Judge makes the case that the surrender of choice is actually liberating, and opens the buyer to new experiences, flavors, smells and communities that they may not have known were out there or ever thought to wonder about.

“One reason for the growth of the middleman economy is that it provides consumers choice, control, and convenience. We have become so accustomed to enjoying all three, we may not even notice how abundant each is,” Judge writes. “The decision to go directly to the source will often entail compromising along at least one, and sometimes all three, of these dimensions. Without a middleman bridging the gap between maker and consumer, the parties at each end must expend more of their own efforts to form that bridge, and they may have to compromise relative to what they thought they wanted. But as the growth inspired by CSAs makes clear, sometimes getting out of our comfort zones and investing that extra effort can be a benefit in disguise.”

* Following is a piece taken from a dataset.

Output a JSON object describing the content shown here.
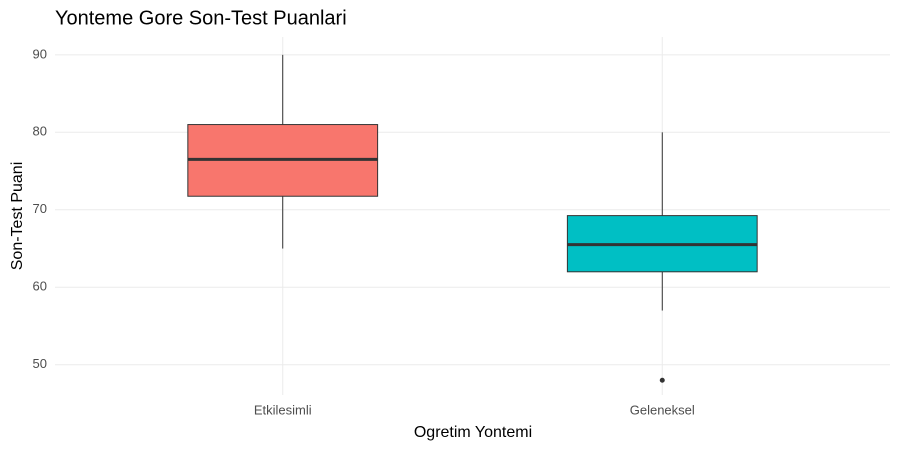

This sentiment speaks to me. This spring I visited a locally owned hardware store in Moorefield, W.Va., and found jars of ramp mustard, bottled by the store itself. I can’t explain in  purely economic terms why I purchased this product when I had maybe four other jars of mustard in my fridge already. But I did, and not only were my sandwiches a little tastier, but something about buying a product from the hands that made it gave me a pleasure that I can’t quantify.

If that hardware store were to mass-produce ramp mustard and sell it everywhere, I wouldn’t feel  the same way — I would be as indifferent to it as I am to Grey Poupon. And, importantly, the shopkeepers would see me as another faceless customer. This flattening of people into consumers and producers into products is the work of middlemen who sacrifice the finer contours of transacting in the name of mere efficiency.

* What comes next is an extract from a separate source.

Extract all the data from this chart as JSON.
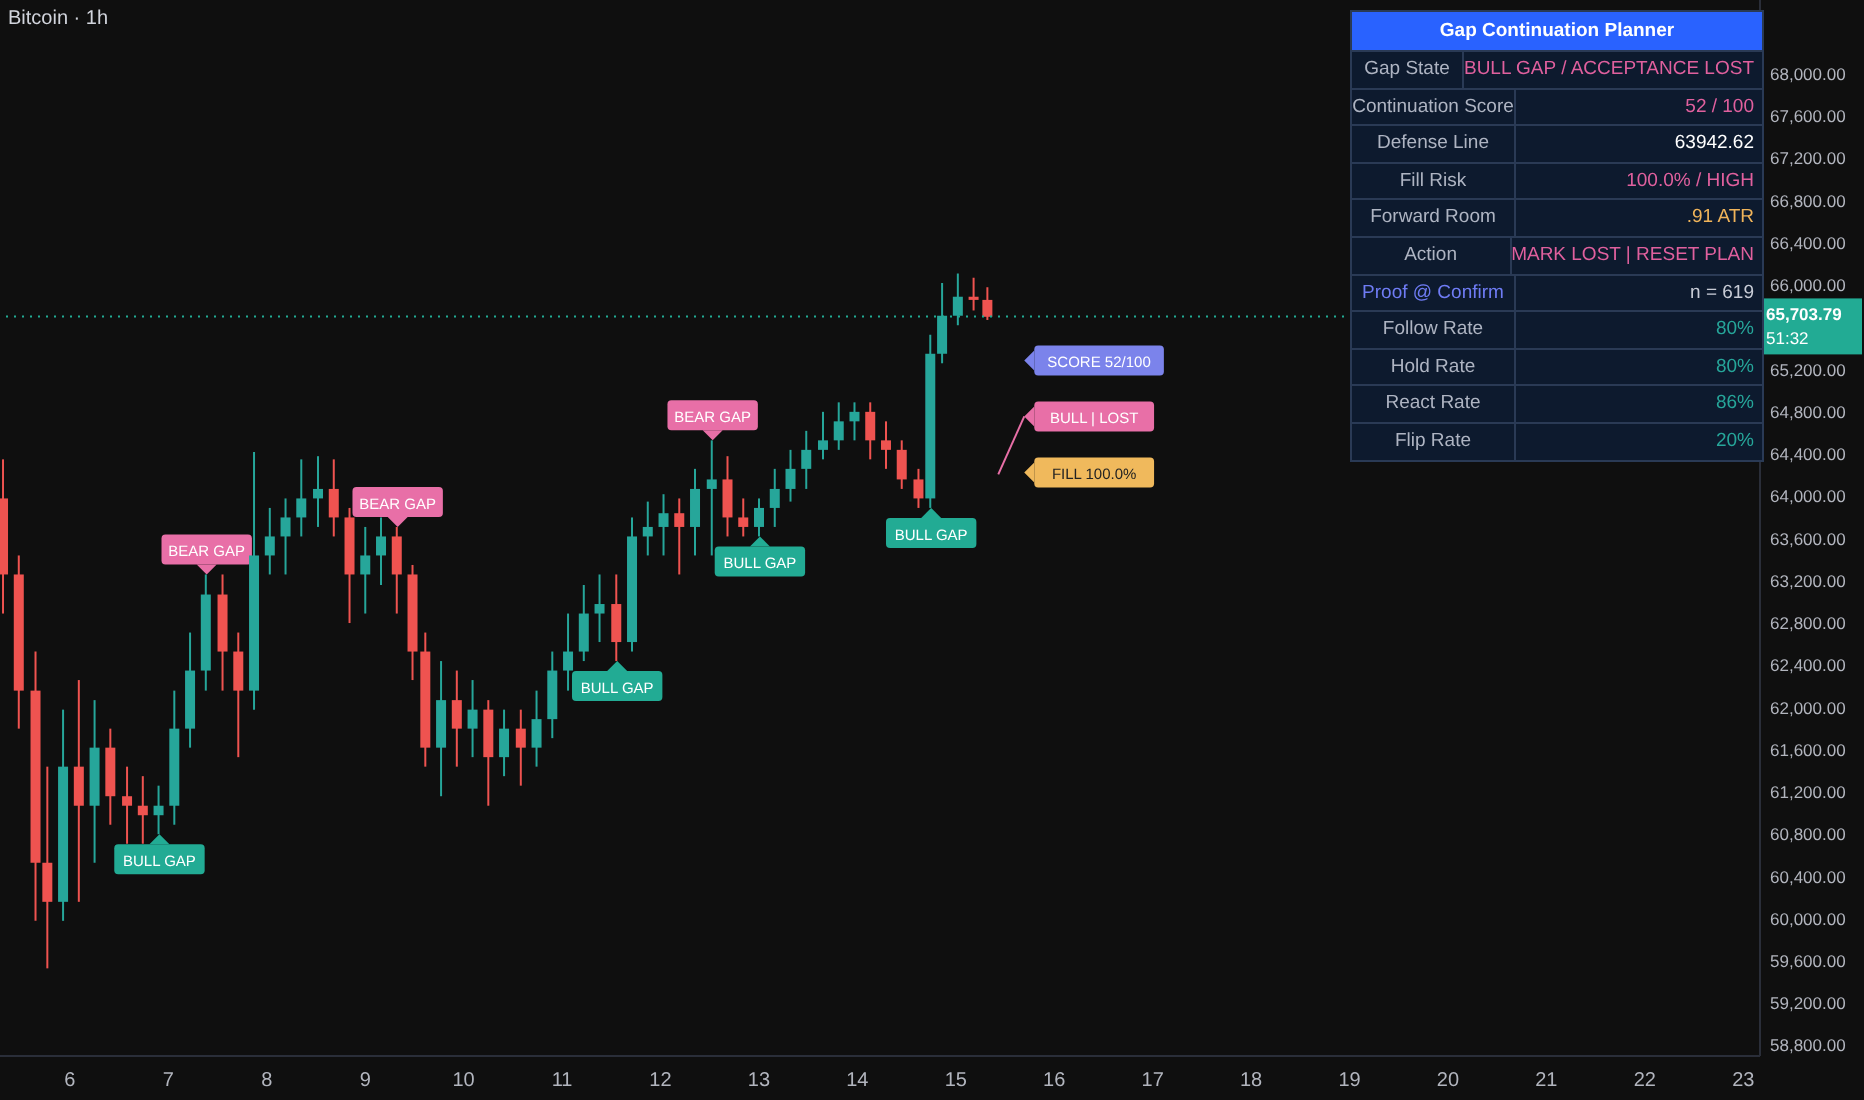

As much as I empathize with this sentiment, there’s a limit to how comprehensively one can wrap oneself in direct commerce. If my car breaks down, it doesn’t make sense for me to go to an artisanal spark-plug maker to get it fixed. In the case of the financial industry, there are benefits to scale that direct consumption will never be able to overtake.

Judge acknowledges this, and argues instead for consumers to regain some of their humanity by seeking out opportunities to go to the source — and, where possible, facilitate the creation of new ones. Vendors who sell their wares directly to consumers through their own websites and mailing lists cut out middlemen and frequently pass those savings to their customers. But there are dangers here as well — some companies that claim to be environmentally friendly or supportive of their workers have murkier supply chains than they would have one believe.

Thus, Judge argues, the onus lies not just with the consumer but with policymakers to expand  the number of credibly direct options for the consumer to choose. Here she argues that the government can allow food subsidies to be spent at farmers markets, or for states and municipalities to expand the number and accessibility of those markets. The federal government can also further support the postal service, which can help producers get their products to buyers, and can crack down on anticompetitive activity by the most powerful middlemen.

As I said before, economics is a funny discipline. It describes the way people make the choices they do, but also ignores the idiosyncratic reasons people make the choices they do. If we were robots, it would be a far more accurate discipline.

But we are feeling, thinking people who are capable of enjoying things for reasons other than quantifiable value and convenience. Perhaps to regain that sense of humanity, we should make policies that emphasize experience over efficiency.